Africa, per combattere l’omofobia basta una bandiera?

L’unica luce, minuscola, che viene dall’Africa in questi giorni ha origine nell’arcobaleno: il Sudafrica ha infatti deciso di dare ufficiale riconoscimento alla bandiera LGBTQ* del paese, versione nazionalizzata dell’universale simbolo omosessuale (O-blog-dee-o-blog-da). Ma è la fiamma di un cerino in un buio sconfortante. Le altre notizie che arrivano dal continente sono la triste conferma di quanto sia difficile vincere l’omofobia, sia che essa abbia origini religiose, sia che sia imposta dalla legge, sia che venga “dal basso”.

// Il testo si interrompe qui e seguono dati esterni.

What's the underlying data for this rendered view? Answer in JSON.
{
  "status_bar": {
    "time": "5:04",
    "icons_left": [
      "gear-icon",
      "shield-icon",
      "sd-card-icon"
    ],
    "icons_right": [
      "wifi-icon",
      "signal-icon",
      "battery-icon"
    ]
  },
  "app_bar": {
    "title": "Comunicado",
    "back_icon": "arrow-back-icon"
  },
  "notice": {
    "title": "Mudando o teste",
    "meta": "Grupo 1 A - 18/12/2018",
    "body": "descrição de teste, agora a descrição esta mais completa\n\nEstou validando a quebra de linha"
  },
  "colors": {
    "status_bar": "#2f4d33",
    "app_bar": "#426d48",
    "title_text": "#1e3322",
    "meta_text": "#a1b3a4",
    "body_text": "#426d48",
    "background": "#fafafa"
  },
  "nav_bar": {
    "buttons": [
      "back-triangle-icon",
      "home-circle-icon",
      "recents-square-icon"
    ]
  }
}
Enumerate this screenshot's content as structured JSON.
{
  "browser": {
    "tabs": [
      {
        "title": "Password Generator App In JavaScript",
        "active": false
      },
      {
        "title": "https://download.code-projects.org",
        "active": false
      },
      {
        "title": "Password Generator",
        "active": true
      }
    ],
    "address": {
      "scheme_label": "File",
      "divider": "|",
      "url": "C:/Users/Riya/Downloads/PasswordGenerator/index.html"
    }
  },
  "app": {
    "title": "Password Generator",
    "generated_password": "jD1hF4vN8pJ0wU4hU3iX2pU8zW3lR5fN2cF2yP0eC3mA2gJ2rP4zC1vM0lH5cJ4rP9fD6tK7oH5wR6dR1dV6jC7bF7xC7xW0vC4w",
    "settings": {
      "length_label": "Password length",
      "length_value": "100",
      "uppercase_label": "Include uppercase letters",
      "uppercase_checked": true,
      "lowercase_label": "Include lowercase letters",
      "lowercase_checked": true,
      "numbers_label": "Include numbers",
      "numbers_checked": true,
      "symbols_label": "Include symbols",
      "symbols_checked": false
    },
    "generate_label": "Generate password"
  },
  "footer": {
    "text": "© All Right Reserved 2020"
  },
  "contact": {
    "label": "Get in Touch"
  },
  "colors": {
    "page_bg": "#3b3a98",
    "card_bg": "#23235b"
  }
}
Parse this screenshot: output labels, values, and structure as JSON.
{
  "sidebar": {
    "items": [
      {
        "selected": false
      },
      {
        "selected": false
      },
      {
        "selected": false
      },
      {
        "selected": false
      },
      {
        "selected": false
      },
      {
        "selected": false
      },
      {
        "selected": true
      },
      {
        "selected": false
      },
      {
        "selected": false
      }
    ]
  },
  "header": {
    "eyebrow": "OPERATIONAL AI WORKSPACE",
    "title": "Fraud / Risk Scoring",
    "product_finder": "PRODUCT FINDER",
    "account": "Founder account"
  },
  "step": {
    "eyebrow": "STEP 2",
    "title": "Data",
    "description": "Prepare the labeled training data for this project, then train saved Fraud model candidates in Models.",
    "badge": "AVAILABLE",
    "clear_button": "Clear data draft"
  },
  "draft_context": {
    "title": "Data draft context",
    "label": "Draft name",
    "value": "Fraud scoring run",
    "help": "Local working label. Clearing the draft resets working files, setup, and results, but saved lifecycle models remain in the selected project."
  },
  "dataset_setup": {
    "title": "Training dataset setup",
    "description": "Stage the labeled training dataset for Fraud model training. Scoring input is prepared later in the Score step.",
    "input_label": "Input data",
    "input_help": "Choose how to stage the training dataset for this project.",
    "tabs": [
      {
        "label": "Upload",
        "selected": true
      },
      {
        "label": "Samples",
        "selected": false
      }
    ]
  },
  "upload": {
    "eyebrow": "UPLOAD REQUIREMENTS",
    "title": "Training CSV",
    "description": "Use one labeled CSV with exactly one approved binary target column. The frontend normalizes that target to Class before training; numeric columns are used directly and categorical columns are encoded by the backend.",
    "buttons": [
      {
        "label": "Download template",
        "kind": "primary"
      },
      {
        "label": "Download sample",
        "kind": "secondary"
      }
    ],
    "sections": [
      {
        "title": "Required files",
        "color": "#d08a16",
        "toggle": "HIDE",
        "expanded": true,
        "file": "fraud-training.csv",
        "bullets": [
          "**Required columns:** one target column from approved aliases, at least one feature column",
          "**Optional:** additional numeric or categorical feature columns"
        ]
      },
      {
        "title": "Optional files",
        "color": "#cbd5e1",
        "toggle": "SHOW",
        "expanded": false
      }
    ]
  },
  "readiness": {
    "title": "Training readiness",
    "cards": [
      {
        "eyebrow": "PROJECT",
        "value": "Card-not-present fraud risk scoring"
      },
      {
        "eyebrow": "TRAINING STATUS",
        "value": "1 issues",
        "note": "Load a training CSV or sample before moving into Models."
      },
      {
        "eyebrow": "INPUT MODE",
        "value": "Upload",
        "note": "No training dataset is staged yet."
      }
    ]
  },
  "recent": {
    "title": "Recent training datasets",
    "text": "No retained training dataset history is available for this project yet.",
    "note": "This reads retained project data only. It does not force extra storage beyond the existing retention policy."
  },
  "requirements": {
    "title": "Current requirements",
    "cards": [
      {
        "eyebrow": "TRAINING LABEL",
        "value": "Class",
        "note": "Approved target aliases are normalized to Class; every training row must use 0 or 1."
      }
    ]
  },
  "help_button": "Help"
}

La peggiore notizia è quella di un cambio di rotta rispetto a quanto annunciato nel dicembre scorso (Il grande colibrì), con una promessa tradita dalla presidente del Malawi Joyce Banda, che rinuncia a depenalizzare gli atti omosessuali oggi colpiti dalla legge del Paese con il carcere fino a 14 anni: la scusa ufficiale è che “il popolo non è pronto” e che bisogna lasciare che la storia faccia il suo corso per arrivare ai diritti per le persone LGBTQ* (The Washington Post). Ma non è chiaro che cosa abbia determinato questo repentino voltafaccia, peraltro prevedibile dopo che la delegazione del Malawi aveva votato la mozione russa per la difesa dei valori tradizionali (Il grande colibrì).

Quello che è certo è che leggi e costumi si confermano ostiche per gli omosessuali africani: dalla bozza di nuova costituzione egiziana, in cui un articolo apparentemente egalitario serve a tenere lontani la parità dei sessi e i diritti LGBTQ* (Il grande colibrì) alle aggressioni ai danni di David Emete, omosessuale etiope dichiarato, che sarà costretto a comprarsi un’auto perché, girando a piedi, “ho paura di essere ucciso, se le cose non cambieranno” (BikyaMasr). Quello che colpisce in quest’ultimo caso non è tanto l’aggressione fisica subita, che sarebbe potuta accadere anche in una grande città italiana, ma l’indifferenza di gente che conosce bene ed ha un buon rapporto con David. Per non parlare della polizia che, quando ha presentato denuncia con il referto della frattura di due costole, lo ha apertamente deriso.

E la celebrazione dei 50 anni di indipendenza pan-africana celebrata in Uganda, malgrado l’intervento della parlamentare sudafricana Vinita Kalyan  (che pur elogiando i progressi del Paese nella lotta all’AIDS non ha taciuto di considerare “una macchia nel progresso ugandese” le norme omofobe), è stata ancora una volta l’occasione per difendere le leggi che puniscono i rapporti omosessuali, dato che non solo i parlamentari ugandesi, rappresentati da Cecilia-Atim Ogwal, ma anche i delegati degli altri paesi pan-africani, tra cui Kenya e Botswana, hanno attaccato le ingerenze occidentali che vogliono “promuovere l’omosessualità in Africa” (Daily Nation).

Ed essere accostato all’omosessualità rimane un marchio infamante nel continente africano, anche se il caso del professore camerunese Jean Emmanuel Pondi, che ha querelato un giornale per aver riportato queste accuse, appare più complesso. E’ vero che il docente universitario, oltre che di presunta simpatia per altri uomini, è accusato di aver richiesto favori sessuali in cambio di aiuti, ma non c’è dubbio che in un paese dove essere gay porta a multe pecuniarie e carcere fino a cinque anni, non è la paura di un’accusa di corruzione ad aver spinto all’azione legale il professore (La Nouvelle Expression).